How can $F_{\mu\nu}F^{\mu\nu} = 2(B^2-E^2)$ be proved? [closed]

Question

How does $F_{\mu\nu}F^{\mu\nu} = 2(B^2-E^2)$?

$$ F_{\mu\nu}=\pmatrix{ 0&E_x&E_y&E_z\\ -E_x&0&-B_z&B_y\\ -E_y&B_z&0&-B_x\\ -E_z&-B_y&B_x&0 } $$

$$ F^{\mu\nu}=\pmatrix{ 0&-E_x&-E_y&-E_z\\ E_x&0&-B_z&B_y\\ E_y&B_z&0&-B_x\\ E_z&-B_y&B_x&0 } $$

The matrix product:

$$ F_{\mu\nu}F^{\mu\nu}= \left( \begin{array}{cccc} \text{Ex}^2+\text{Ey}^2+\text{Ez}^2 & \text{Bz} \text{Ey}-\text{By} \text{Ez} & \text{Bx} \text{Ez}-\text{Bz} \text{Ex} & \text{By} \text{Ex}-\text{Bx} \text{Ey} \\ \text{By} \text{Ez}-\text{Bz} \text{Ey} & -\text{By}^2-\text{Bz}^2+\text{Ex}^2 & \text{Bx} \text{By}+\text{Ex} \text{Ey} & \text{Bx} \text{Bz}+\text{Ex} \text{Ez} \\ \text{Bz} \text{Ex}-\text{Bx} \text{Ez} & \text{Bx} \text{By}+\text{Ex} \text{Ey} & -\text{Bx}^2-\text{Bz}^2+\text{Ey}^2 & \text{By} \text{Bz}+\text{Ey} \text{Ez} \\ \text{Bx} \text{Ey}-\text{By} \text{Ex} & \text{Bx} \text{Bz}+\text{Ex} \text{Ez} & \text{By} \text{Bz}+\text{Ey} \text{Ez} & -\text{Bx}^2-\text{By}^2+\text{Ez}^2 \\ \end{array} \right) $$

So is $F_{\mu\nu}F^{\mu\nu}$ not a matrix product? How do I obtain $2(B^2-E^2$)?

Answer 1

As pointed out in the other answer,you have to sum over the indices. This is equivalent to taking the trace over the matrix product(in this case).
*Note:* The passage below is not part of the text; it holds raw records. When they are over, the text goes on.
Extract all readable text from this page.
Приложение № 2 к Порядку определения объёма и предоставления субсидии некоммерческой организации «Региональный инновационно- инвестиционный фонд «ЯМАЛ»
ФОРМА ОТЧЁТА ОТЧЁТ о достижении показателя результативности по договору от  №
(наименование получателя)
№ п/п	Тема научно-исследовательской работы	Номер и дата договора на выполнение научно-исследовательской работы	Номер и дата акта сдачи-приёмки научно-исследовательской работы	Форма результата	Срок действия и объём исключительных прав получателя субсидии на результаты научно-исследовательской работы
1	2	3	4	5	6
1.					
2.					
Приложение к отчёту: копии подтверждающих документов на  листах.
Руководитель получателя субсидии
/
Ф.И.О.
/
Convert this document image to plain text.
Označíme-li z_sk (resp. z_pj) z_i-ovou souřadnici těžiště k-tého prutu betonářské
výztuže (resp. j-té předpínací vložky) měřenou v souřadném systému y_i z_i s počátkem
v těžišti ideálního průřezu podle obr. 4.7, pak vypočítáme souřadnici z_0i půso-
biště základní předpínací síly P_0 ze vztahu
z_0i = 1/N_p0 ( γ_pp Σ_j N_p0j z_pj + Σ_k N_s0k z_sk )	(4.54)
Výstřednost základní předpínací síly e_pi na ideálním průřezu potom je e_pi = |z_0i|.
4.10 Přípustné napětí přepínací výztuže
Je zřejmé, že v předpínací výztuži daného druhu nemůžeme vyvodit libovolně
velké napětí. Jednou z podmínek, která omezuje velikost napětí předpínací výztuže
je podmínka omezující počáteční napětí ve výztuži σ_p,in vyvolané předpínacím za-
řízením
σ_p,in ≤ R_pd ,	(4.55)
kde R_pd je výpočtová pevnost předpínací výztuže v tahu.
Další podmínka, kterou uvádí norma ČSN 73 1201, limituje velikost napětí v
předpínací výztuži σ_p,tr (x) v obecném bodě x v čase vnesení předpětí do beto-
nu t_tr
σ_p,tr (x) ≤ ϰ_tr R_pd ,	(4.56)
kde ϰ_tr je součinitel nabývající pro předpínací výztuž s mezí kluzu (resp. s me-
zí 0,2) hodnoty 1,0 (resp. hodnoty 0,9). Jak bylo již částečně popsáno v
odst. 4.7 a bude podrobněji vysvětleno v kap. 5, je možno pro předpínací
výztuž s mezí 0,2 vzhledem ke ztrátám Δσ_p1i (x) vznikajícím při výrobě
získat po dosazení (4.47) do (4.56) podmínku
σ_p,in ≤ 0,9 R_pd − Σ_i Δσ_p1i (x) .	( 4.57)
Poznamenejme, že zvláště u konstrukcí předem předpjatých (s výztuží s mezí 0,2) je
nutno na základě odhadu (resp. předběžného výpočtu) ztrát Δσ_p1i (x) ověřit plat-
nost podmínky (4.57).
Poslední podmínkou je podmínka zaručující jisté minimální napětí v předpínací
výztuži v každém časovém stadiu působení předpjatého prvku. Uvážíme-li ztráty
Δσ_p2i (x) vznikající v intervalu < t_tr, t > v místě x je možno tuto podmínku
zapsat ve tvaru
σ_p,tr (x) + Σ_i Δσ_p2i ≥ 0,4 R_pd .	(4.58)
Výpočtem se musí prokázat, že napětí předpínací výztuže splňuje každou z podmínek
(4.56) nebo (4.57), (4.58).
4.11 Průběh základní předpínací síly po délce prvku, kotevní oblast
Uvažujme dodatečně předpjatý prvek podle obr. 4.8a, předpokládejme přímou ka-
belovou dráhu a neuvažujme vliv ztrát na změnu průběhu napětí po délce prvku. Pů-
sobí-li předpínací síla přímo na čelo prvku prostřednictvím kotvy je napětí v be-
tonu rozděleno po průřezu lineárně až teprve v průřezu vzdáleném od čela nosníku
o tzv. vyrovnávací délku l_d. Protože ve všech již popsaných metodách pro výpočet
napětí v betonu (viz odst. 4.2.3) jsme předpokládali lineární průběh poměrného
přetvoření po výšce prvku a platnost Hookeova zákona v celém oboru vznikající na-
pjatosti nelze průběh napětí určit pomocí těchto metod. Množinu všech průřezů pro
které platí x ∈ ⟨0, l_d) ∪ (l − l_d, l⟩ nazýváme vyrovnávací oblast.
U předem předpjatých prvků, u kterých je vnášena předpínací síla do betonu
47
Note an overall negative sign in missing in your matrix product because because $F_{\mu\nu}F^{\mu\nu}$ is not the trace of the matrix product of the $F_{\mu\nu}$ matrix with the $F^{\mu\nu}$ matrix.It is the trace of the matrix product of one with the transpose of the other.After fixing the sign, You just need to take trace of the correct matrix product,and the result will be $2(B^2-E^2)$.

Answer 2

In Einstein tensor notation, repeated incides in a product are implicitly summed over. So, explicitly written out, this reads:

$$\sum_{\mu,\nu}F_{\mu\nu}F^{\mu\nu}=2(B^2-E^2)$$

Answer 3

Since the sum over repeated indices is implied as other answers have pointed out, $F_{\mu\nu}F^{\mu\nu}$ is nothing but the sum of the elements of the element-wise product of the matrices $F_{\mu\nu}$ and $F^{\mu\nu}$. From this, the equality you are after follows immediately without even (matrix-)multiplying them, since the element-wise product is trivial to calculate.